This article is part of our special report Data protection.
A group of European privacy watchdogs has called for a stricter interpretation of rules on behavioural advertising, condemning the industry's self-regulation code as giving users a “wrong presumption” of how their online browsing habits are being tracked by advertisers using web 'cookies'.
The warning from the privacy supervisors, who meet regularly in an EU-level group called the Article 29 Working Party, comes as member states are transposing the revised directive on e-privacy.
The opinion by the European privacy watchdog group establishes that users should give their prior consent to advertisers before cookies are downloaded on their computers.
Once downloaded, cookies are able to track users' navigation on the Web, allowing advertisers to prepare advertising tailored to their interests, also called behavioural ads.
“Member states shall ensure that the storing of information in the terminal equipment of a subscriber or user is only allowed on condition that the subscriber or user concerned has given his or her consent, having been provided with clear and comprehensive information,” reads the new directive adopted at the end of 2009.
The online advertising industry has applied this provision by adopting a code and setting up a website in different languages which offers internet users the possibility to opt-out from receiving cookies from specific companies.
However, privacy watchdogs argue that this approach “is not consistent with the requirement for prior informed consent,” which should be given every time a cookie is placed on the user’s computer. It was an opt-in rather than an opt-out approach that was chosen by EU policy-makers, they argue.
“If we ask for consent each time, internet navigation will become a very user-unfriendly experience,” replied Kimon Zorbas, vice president of the European branch of the Interactive Advertising Bureau (IAB).
This controversy over online ads has erupted because of the ambiguities of the e-privacy directive, which leaves room for different interpretations. Some countries, like Germany, are not even changing their existing laws considering that the directive is not bringing any new elements to their legal framework.
Other states, like the Netherlands, have opted for stricter approaches, saying that cookies are personal information, although this is not mentioned in the directive.
Moreover, six months after the expiration of the transposition deadline (May 2011), almost half of EU member states have not incorporated the directive into national law.
Asked by EURACTIV, Neelie Kroes, the EU Commissioner in charge of the dossier, avoided addressing this issue. “There will be a stakeholder meeting on 18 January,” her spokesperson Ryan Heath said.
The data protection trump card
While Kroes seems unwilling to react on the privacy watchdogs’ pressure, the European Commission could take action via its Commissioner in charge of fundamental rights, Viviane Reding.
By the end of January, Reding is set to launch a comprehensive overhaul of the EU data protection directive which has remained unchanged since 1995 despite the internet boom.
Behavioural ads are not strictly under Reding's remit, but they do fall under a wider review of data protection rules which she is in charge of.

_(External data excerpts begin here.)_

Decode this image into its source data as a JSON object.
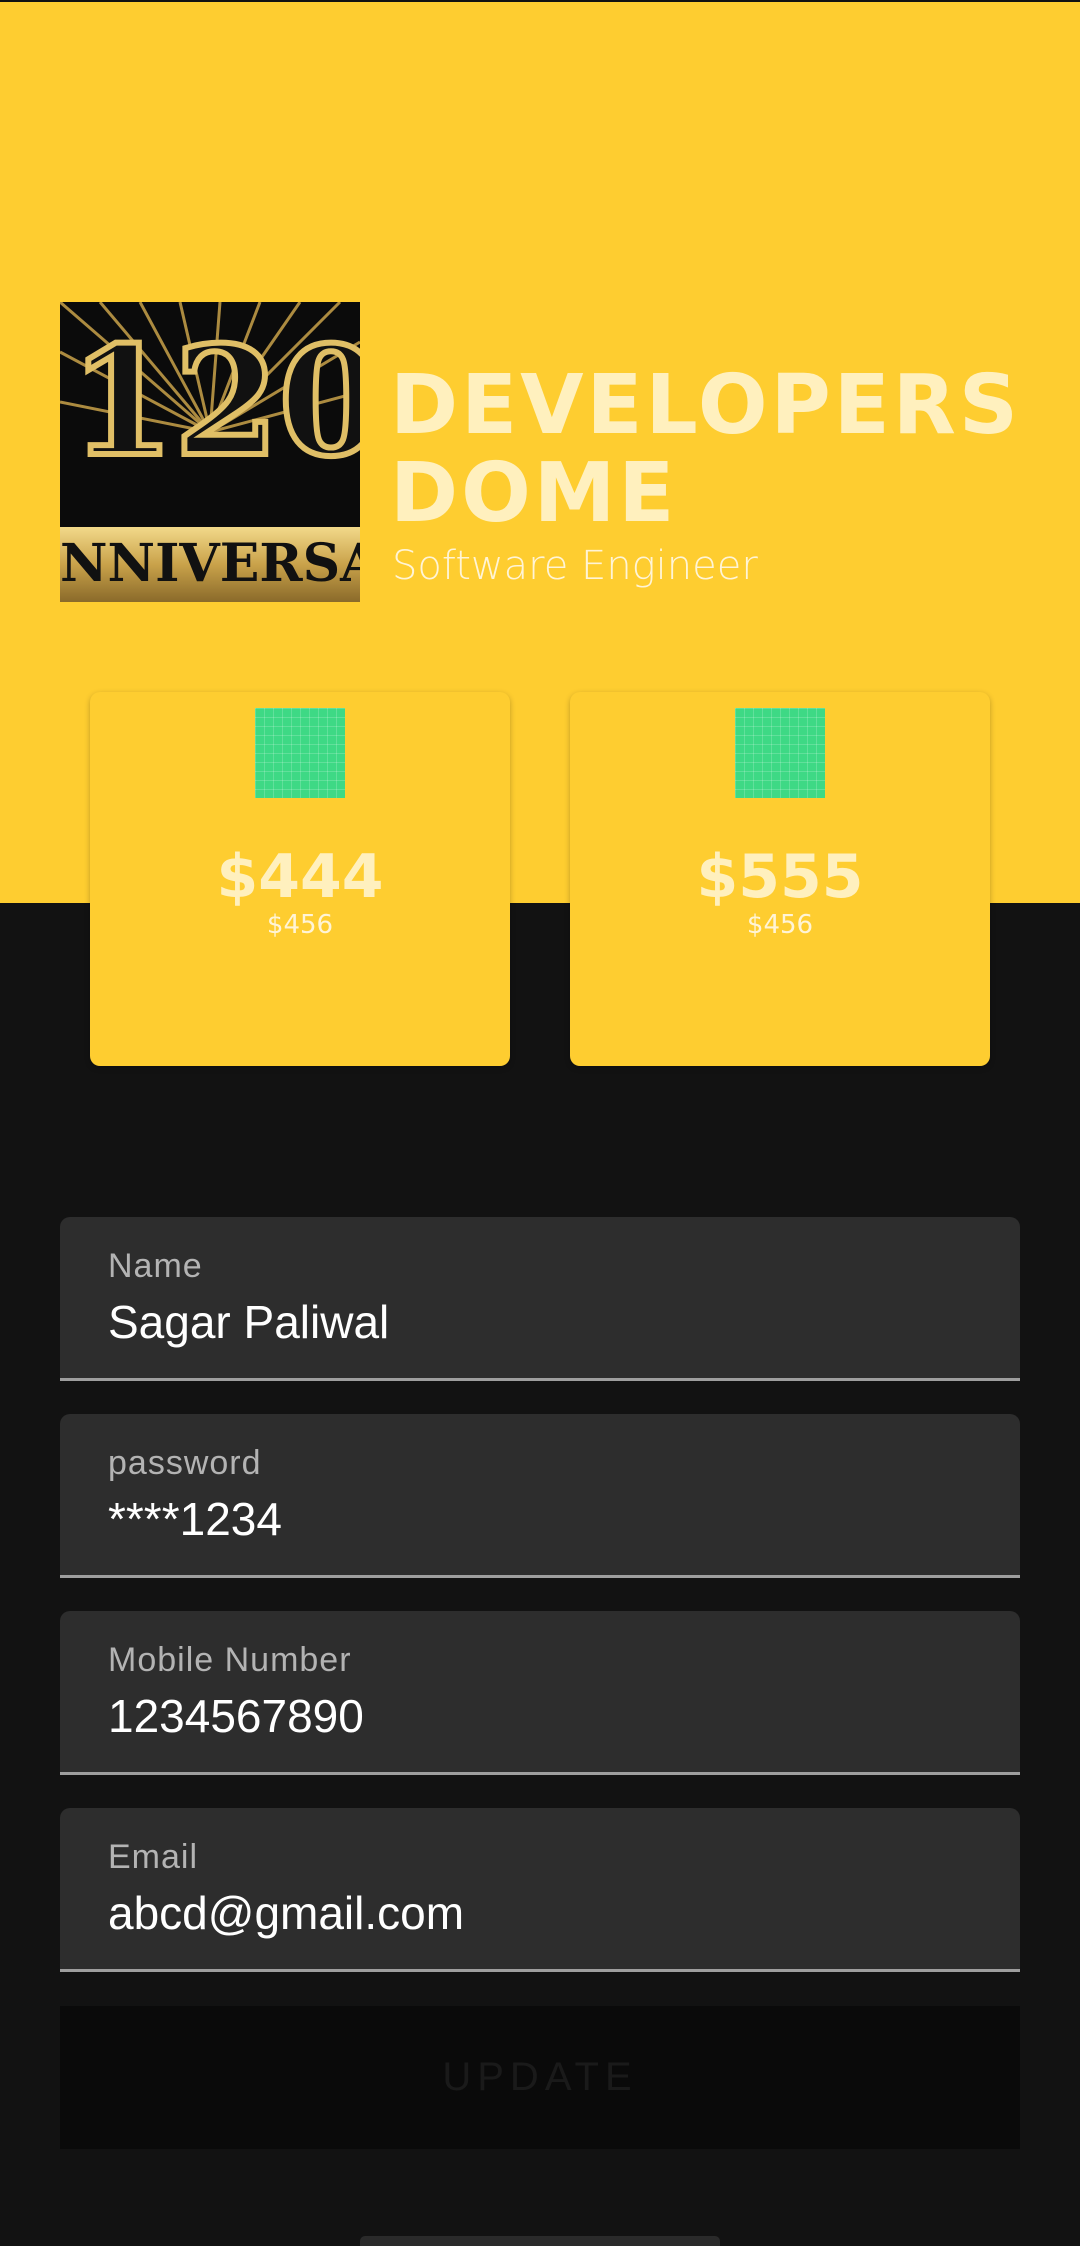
{
  "header": {
    "logo": {
      "alt": "120th Anniversary logo",
      "number": "120",
      "text": "NNIVERSAR"
    },
    "title": "DEVELOPERS DOME",
    "subtitle": "Software Engineer"
  },
  "cards": [
    {
      "value": "$444",
      "subvalue": "$456",
      "thumb_color": "#3ED985"
    },
    {
      "value": "$555",
      "subvalue": "$456",
      "thumb_color": "#3ED985"
    }
  ],
  "form": {
    "fields": [
      {
        "label": "Name",
        "value": "Sagar Paliwal"
      },
      {
        "label": "password",
        "value": "****1234"
      },
      {
        "label": "Mobile Number",
        "value": "1234567890"
      },
      {
        "label": "Email",
        "value": "abcd@gmail.com"
      }
    ],
    "update_label": "UPDATE"
  },
  "colors": {
    "header_bg": "#FECD30",
    "page_bg": "#121212",
    "field_bg": "#2D2D2D",
    "accent_green": "#3ED985"
  }
}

Reding knows the subject well, as it was part of her portfolio in the previous Commission when she was in charge of information society. Known for her propensity to launch controversial initiatives, Reding is likely to push for radical solutions in a bid to make data protection a subject of wider attention.
Indeed, early drafts of the document on which Reding is still working suggest making explicit consent the general rule in all dealings with personal data. Even the concept of what constitutes personal information could be widened under the new definition.
As happened with the telephone roaming regulation, Reding is likely to get the backing of consumer groups but will also likely attract harsh criticism from the industry, notably the online advertising sector.
“We should be more pragmatic,” an industry expert told EURACTIV. “Explicit consent is useful as a warning. If we multiply its usage, users will end up giving their consent without even reading the conditions.”